Уважаемый RA3DCS, а не поможите фотографиями перегородки между кабиной экипажа и салоном - вид со стороны кабины и фото кресел экипажа. И еще нигде не смог найти никакой компоновочной схемы (кроме немецкой на L-410 УВП), где была бы компоновка кабины экипажа. Очень нужно... 
Как-то странно получается: вроде самолет относительно новый, до сих пор летает, а графики на него днем с огнем...

----------


## SVVAULSH

LET L-410 Польского агенства аэронавигационной службы

----------


## RA3DCS

> а не поможите фотографиями перегородки между кабиной экипажа и салоном ...

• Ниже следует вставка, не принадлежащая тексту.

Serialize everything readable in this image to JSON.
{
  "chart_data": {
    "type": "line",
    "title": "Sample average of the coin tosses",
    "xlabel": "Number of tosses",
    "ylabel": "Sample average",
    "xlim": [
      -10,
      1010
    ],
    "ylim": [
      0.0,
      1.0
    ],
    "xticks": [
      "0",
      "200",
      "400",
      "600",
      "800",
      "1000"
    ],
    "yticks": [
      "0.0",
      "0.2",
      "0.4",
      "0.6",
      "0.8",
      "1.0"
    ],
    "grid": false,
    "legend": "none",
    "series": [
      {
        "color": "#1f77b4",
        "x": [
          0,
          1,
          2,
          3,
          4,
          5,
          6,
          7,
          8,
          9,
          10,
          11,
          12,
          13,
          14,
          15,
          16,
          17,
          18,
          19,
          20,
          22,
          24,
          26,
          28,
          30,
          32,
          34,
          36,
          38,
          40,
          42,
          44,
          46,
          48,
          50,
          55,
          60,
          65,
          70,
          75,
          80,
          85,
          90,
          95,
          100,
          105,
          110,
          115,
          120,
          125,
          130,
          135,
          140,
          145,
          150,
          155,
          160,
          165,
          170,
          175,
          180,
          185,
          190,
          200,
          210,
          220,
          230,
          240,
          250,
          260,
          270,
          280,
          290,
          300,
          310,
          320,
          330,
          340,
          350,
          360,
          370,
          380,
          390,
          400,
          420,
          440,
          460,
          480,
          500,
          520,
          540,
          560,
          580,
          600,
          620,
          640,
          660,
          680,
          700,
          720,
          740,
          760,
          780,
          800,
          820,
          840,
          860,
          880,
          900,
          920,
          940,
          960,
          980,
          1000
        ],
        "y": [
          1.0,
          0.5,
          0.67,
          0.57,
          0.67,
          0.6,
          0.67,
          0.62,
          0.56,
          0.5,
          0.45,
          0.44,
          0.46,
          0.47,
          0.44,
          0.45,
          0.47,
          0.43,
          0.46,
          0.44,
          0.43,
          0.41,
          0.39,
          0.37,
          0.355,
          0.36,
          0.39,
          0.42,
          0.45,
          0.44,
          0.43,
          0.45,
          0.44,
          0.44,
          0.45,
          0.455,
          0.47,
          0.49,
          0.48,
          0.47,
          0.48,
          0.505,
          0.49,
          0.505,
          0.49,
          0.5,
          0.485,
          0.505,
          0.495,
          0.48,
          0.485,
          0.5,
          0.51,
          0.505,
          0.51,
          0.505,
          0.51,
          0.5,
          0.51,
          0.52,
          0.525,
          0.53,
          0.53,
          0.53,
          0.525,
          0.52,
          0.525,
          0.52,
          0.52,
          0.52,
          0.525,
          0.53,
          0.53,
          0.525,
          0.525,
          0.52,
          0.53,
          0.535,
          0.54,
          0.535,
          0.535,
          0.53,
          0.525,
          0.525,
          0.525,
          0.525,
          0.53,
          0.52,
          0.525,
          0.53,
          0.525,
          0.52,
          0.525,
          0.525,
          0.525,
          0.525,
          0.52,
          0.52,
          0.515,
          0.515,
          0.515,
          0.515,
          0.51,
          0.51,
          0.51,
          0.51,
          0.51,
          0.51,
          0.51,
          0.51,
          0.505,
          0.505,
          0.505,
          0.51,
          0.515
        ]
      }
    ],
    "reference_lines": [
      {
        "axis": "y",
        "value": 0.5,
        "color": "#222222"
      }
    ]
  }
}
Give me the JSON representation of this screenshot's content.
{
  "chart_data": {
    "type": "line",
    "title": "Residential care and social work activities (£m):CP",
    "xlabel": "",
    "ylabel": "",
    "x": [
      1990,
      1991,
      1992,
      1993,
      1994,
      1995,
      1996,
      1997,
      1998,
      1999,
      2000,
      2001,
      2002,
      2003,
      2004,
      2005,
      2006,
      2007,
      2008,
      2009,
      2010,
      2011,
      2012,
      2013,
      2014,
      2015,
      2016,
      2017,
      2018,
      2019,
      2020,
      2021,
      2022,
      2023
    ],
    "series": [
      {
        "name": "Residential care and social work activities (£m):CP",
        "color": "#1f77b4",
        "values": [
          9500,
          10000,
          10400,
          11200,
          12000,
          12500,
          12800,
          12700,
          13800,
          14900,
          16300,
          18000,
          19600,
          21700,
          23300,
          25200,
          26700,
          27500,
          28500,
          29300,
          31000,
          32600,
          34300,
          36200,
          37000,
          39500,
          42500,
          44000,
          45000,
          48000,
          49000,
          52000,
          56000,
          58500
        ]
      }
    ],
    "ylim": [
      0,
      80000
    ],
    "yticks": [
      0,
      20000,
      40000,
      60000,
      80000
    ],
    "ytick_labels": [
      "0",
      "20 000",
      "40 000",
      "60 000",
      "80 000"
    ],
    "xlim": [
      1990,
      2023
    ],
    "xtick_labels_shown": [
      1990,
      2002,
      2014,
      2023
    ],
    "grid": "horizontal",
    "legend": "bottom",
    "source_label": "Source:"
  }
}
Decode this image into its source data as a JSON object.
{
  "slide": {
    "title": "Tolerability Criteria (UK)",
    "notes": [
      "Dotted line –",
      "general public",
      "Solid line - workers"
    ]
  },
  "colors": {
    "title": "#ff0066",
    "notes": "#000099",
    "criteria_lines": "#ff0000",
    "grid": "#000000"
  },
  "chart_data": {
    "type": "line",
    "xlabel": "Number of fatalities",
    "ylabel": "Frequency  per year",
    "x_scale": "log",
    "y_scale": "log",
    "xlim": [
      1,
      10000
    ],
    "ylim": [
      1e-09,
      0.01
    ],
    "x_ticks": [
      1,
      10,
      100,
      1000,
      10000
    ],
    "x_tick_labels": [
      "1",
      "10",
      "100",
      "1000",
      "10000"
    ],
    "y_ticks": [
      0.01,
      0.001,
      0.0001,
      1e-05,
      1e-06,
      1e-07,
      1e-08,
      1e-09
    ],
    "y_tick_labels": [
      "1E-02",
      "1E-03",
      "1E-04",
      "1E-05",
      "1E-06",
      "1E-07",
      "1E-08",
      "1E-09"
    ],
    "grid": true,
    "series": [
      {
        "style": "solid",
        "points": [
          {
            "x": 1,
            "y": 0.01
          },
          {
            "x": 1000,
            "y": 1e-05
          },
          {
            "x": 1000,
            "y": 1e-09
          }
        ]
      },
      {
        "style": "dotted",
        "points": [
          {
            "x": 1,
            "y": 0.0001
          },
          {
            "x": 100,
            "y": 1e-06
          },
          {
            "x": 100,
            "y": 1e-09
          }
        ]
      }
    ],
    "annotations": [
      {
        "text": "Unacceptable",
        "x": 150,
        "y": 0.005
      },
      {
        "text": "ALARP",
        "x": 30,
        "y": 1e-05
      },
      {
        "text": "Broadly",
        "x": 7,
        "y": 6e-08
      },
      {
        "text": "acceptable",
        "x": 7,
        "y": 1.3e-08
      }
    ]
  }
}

В кабине находится т.н. вертикальный канал, где проходят тяги и тросы управления. Вот несколько фотографий.

----------


## RA3DCS

Кабина Л-410МА.

----------


## RA3DCS

Кабинное оборудование Л-410МУ.

----------


## RA3DCS

Прототип Л-410 (сн 690001) бортовой номер в начале был ОК-60.

----------


## Mishel

О, огромное спасибо за фотоматериалы! Восторг. Еще бы фото кресел и было бы вообще замечательно.

----------


## RA3DCS

> Еще бы фото кресел и было бы вообще замечательно.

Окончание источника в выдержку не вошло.